Teoria da representação: fala-se em dolo sempre que o agente tiver a previsão do resultado como possível e, ainda assim, decide prosseguir com a conduta. (SANCHES, 2016, p. 194).

 

Diferença entre dolo eventual e culpa consciente

A partir da percepção de que o consentimento em relação ao resultado previsto é o ponto chave do dolo eventual, e que a teoria da representação não permite o reconhecimento de dolo do agente, pode-se traçar os contornos da chamada culpa consciente, e como esta difere do dolo eventual.

A típica culpa decorre da “inconsciência” (falta de representação ou previsão) do indivíduo sobre um possível resultado de uma conduta. Essa falha de previsibilidade usualmente decorre de imperícia, negligência ou imprudência.

Entretanto, pode existir culpa, também decorrente dessas mesmas falhas de conduta (imperícia, negligência ou imprudência), em certas situações em que o resultado indesejado havia sido previsto e devidamente representado pelo agente.

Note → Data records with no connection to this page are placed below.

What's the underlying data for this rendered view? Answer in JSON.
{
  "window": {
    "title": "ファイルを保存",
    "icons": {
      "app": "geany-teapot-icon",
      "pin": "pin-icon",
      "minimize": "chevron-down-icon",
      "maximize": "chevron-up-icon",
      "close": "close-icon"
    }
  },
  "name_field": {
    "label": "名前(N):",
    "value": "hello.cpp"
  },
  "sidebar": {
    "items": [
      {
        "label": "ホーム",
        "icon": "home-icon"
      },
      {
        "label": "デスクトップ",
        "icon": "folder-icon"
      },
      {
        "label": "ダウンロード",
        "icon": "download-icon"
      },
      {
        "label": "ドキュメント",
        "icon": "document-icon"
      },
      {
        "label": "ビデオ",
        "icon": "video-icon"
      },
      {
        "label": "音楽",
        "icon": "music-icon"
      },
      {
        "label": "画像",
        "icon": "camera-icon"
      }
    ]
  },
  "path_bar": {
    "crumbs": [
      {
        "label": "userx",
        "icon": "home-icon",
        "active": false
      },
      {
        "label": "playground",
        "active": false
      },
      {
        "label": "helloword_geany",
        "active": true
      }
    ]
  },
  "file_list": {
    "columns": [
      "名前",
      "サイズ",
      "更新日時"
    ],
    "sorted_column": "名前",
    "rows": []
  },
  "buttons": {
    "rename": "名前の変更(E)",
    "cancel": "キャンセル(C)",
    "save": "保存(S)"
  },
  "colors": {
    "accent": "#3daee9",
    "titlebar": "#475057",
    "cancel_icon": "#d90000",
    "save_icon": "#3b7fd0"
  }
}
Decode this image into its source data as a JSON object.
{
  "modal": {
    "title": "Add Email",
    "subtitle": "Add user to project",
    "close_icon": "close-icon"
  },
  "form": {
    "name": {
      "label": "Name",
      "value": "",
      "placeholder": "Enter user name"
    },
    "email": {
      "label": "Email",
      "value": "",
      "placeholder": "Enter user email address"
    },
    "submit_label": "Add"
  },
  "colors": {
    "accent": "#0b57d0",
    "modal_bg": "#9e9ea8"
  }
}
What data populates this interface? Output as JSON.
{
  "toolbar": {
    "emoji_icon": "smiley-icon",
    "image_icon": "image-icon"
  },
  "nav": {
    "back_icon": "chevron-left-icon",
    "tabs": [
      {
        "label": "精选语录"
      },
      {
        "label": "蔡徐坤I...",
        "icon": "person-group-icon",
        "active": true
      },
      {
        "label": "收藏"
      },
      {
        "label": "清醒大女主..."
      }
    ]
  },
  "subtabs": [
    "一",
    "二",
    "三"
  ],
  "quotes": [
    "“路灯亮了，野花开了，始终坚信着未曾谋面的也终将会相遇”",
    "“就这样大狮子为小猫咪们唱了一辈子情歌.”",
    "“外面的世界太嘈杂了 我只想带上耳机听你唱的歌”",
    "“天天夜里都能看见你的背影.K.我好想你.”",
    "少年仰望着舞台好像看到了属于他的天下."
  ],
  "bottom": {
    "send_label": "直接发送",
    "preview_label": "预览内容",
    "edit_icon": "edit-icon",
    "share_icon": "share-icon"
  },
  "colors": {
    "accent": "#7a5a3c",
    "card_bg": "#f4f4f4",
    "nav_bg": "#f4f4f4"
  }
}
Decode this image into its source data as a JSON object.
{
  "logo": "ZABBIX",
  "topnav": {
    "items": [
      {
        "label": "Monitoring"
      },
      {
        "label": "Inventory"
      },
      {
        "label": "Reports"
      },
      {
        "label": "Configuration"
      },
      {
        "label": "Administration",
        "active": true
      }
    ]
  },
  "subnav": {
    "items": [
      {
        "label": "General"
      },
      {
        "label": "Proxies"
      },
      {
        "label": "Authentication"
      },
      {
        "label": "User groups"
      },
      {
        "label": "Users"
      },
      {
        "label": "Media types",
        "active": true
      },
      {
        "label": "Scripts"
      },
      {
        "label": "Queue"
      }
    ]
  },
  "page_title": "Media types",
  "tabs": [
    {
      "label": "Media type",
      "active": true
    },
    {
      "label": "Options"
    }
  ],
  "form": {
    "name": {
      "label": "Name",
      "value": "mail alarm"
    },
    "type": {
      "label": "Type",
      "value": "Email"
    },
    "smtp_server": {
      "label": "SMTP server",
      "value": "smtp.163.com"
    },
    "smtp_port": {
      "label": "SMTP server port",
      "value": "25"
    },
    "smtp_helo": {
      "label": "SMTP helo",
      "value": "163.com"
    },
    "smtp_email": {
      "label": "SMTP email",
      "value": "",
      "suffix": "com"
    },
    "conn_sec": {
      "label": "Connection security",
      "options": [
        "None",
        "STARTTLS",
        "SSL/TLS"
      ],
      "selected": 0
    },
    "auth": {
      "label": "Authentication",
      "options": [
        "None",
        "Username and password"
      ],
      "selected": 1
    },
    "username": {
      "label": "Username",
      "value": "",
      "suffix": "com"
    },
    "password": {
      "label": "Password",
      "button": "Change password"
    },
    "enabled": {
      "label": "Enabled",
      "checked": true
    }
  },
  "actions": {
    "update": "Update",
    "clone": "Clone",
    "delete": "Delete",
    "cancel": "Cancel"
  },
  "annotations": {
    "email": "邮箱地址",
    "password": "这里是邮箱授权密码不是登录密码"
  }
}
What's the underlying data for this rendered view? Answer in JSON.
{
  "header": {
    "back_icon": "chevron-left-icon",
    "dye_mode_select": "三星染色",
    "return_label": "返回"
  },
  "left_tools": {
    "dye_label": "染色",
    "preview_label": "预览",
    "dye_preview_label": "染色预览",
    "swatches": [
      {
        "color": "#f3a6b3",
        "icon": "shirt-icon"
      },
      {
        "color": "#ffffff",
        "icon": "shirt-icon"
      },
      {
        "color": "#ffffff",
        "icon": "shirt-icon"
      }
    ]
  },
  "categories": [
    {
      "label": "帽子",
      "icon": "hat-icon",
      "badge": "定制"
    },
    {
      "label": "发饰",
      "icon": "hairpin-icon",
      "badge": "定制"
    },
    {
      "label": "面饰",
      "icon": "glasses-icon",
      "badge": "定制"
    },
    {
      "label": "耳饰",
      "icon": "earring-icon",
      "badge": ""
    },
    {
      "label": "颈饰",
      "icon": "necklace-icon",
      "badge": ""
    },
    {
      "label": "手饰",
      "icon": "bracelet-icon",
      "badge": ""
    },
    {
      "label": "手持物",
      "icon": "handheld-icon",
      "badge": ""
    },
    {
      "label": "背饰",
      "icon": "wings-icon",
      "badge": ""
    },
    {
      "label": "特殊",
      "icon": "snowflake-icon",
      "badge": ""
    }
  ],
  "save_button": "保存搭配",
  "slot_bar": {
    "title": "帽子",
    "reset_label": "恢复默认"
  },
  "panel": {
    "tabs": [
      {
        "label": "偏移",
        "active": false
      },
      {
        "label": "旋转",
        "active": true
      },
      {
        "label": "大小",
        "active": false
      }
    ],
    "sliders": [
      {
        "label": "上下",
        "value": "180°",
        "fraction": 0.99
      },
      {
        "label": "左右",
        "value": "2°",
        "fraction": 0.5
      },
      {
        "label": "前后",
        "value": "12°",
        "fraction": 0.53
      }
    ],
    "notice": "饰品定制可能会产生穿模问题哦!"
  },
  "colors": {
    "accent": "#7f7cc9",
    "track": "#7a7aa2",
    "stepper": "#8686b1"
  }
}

Entretanto, no lugar de consentir/assumir esse resultado, o agente o repele e acredita que o mesmo não se concretizará.

O exemplo típico da doutrina envolve o atirador de elite (ou sniper), que dispara contra um bandido que usa um refém como escudo (confiante que acertará o disparo por causa de sua experiência e técnica), mas erra o alvo e acerta o inocente.

 

Ou seja, enquanto no dolo eventual o indivíduo prevê o resultado e não se importa com sua concretização, na culpa consciente o agente se importa e crê que o mesmo não se concretizará, sendo esta a razão pela qual insiste na conduta.

O dolo eventual aproxima-se da culpa consciente e dela se distingue porque nesta, o agente, embora prevendo o resultado como possível ou provável, não o aceita nem consente. Não basta, portanto, a dúvida, ou seja, a incerteza a respeito de certo evento, sem a implicação de natureza volitiva. O dolo eventual põe-se na perspectiva da vontade, e não da representação, pois esta última pode conduzir também à culpa consciente. (FRAGOSO, 1987, p. 178).

 

Em situações fronteiriças, é comum que se debata se o agente atuou com dolo eventual ou culpa consciente. Diante da impossibilidade de leitura dos pensamentos do agente, a certeza sobre a existência de dolo ou culpa é inviável, mas o operador do Direito pode fundamentar a existência de um ou outro elemento psicológico com base nas circunstâncias fáticas que estão ao redor do ato delituoso.

Por exemplo, em caso recente, noticiado no Informativo nº 904, do STF, a Primeira Turma entendeu que o homicídio causado por embrigado ao volante, dirigindo na contramão, seria doloso, diante destas peculiaridades.

 

Referências

KREBS, Pedro. Teoria jurídica do delito: noções introdutórias: tipicidade objetiva e subjetiva. Barueri: Manole, 2006.
SANCHES, Rogerio. Manual de direito penal: parte geral. Salvador: JusPodivm, 2016.
FRAGOSO, Heleno Cláudio. Lições de direito penal: parte geral. Rio de Janeiro: Forense, 1987.